Geçtiğimiz günlerde açıklanan ve 2016-2019 arasında gerçekleştirilmesi planlanan Türkiye'nin orta vadeli programında, ikili eğitime son verilip tüm okullarda tam gün eğitime geçileceği bilgisi geniş yer aldı.
Gerekli altyapı oluşturularak, 10 binden fazla okulda uygulanan ikili eğitime 2019'dan itibaren son verilmesi öngörülüyor. Tam gün uygulaması sayesinde öğrencilerin ikili eğitimde yaşadığı sorunların da son bulması bekleniyor.
İkili eğitimdeki (sabahçı -öğlenci) sabah erken uyanma kaynaklı uykusuzluk ve dolayısıyla derse yoğunlaşma ve yetersiz ve /veya yanlış beslenme sorunlarının da minimalize olması fiziksel ve zihinsel gelişmeyi de olumlu etkileyecek. Bu konuyu, değerli kardeşim ve Mektebim Okulları Akademik Kurul Başkanı Banu Gürün'le masaya yatırdık.
Tam gün eğitim elbette bazı ihtiyaçları da beraberinde getirecek. Eğitim çağındaki nüfus düşünüldüğünde, tam gün eğitim için derslik ve öğretmen sayısının da artırılması gerekecek. Sistem oturduğunda, öğrencinin okulda geçireceği süre de artacağından yemekhane, kütüphane, spor salonu benzeri ortak alanların yapılanması, ya da mevcut kapasitenin öğrenci sayısına uygun hale getirilmesi gerekiyor. Tüm bu parametreler göz önüne alındığında bütçe konusu gündeme geliyor.
76 bin yeni derslik
Geçmişe göre azalmış olsa da on binden fazla okulda uygulanmakta olan ikili eğitimin 2019 sonuna kadar tamamen kalkacak olması öğrencilerin daha nitelikli ve zengin içerikli eğitim almasını sağlayacak.
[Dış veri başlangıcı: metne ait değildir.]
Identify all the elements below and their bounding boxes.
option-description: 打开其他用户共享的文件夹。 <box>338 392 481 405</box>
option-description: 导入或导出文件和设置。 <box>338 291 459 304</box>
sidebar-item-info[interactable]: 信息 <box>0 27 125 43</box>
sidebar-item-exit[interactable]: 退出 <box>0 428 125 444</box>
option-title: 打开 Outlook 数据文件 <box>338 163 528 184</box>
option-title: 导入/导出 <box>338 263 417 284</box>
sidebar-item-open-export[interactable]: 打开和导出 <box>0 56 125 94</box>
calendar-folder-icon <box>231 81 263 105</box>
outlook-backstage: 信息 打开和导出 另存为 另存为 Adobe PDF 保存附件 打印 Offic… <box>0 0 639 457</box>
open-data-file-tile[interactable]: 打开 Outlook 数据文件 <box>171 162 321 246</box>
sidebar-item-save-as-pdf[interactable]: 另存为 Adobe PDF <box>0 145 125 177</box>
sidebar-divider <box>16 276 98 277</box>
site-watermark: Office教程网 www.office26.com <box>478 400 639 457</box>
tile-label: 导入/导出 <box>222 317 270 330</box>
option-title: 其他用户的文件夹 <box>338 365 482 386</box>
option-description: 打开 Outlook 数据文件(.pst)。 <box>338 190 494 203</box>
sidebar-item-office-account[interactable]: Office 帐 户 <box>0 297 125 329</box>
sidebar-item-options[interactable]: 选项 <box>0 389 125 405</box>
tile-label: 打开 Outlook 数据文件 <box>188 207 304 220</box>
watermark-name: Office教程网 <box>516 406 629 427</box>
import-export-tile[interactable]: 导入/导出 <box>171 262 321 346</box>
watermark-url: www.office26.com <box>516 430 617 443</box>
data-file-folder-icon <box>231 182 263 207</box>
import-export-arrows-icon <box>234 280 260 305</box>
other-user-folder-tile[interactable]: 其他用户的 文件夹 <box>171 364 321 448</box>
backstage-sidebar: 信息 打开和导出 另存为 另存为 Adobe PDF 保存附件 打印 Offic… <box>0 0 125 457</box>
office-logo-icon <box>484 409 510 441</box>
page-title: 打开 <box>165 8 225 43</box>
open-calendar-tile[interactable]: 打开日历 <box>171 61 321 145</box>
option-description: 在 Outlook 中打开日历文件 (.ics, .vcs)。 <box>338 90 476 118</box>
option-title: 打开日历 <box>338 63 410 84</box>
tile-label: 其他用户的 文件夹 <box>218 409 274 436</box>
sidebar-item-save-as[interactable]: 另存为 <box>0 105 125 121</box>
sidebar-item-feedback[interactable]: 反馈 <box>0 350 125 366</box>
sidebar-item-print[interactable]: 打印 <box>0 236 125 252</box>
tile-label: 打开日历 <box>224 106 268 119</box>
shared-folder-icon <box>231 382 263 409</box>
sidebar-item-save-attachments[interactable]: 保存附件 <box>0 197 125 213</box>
Teneffüslerin uzaması, öğrencilerin yaş gruplarına uygun doyurucu uyku alması ve kahvaltısını yapmış olarak derse başlaması gibi kriterler hiç şüphe yok ki başarıyı artıracak.
Hatta okula olan olumlu algılarını güçlendirecek.
Öğretmenlerin dersi daha verimli işlemesine, etkinlik, proje, sunum gibi eğitimi zenginleştiren faaliyetlere yeterli zamanın ayrılmasına da zemin hazırlayacak.
Tüm OECD ülkelerinde ikili eğitime son verilmiş tam gün eğitim uygulamasına geçilmiş durumda. 15 yıl içinde ülkemizde derslik sayısı yüzde 100 artırılarak eğitimde OECD standartlarına yaklaşıldı. Tüm okullarda tekli sisteme geçilmesi için, ilk, orta ve lisede toplamda 63 bin, okul öncesinde de 13 bin olmak üzere 76 bin yeni dersliğe ihtiyaç var. Bu nedenle MEB'e ayrılan bütçedeki yüzde 7'lik 'yatırım' kaleminin en az 2 katı artırılıp yüzde 14 düzeyine gelmesi gerekiyor.
Bakanlığın konuyu öncelikli ele alarak, hayırsever vatandaşlarımızın da desteğiyle 3 yıl içinde okullarımızı tam güne geçirebileceğimizi düşünüyorum.
MEB, eğitimi hem muhteva, hem de fiziki olarak güçlendirmeye devam ediyor.
Bence, önümüzdeki yıllarda, eğitimimizde başlatılan sessiz devrimin hızı artarak sürecek.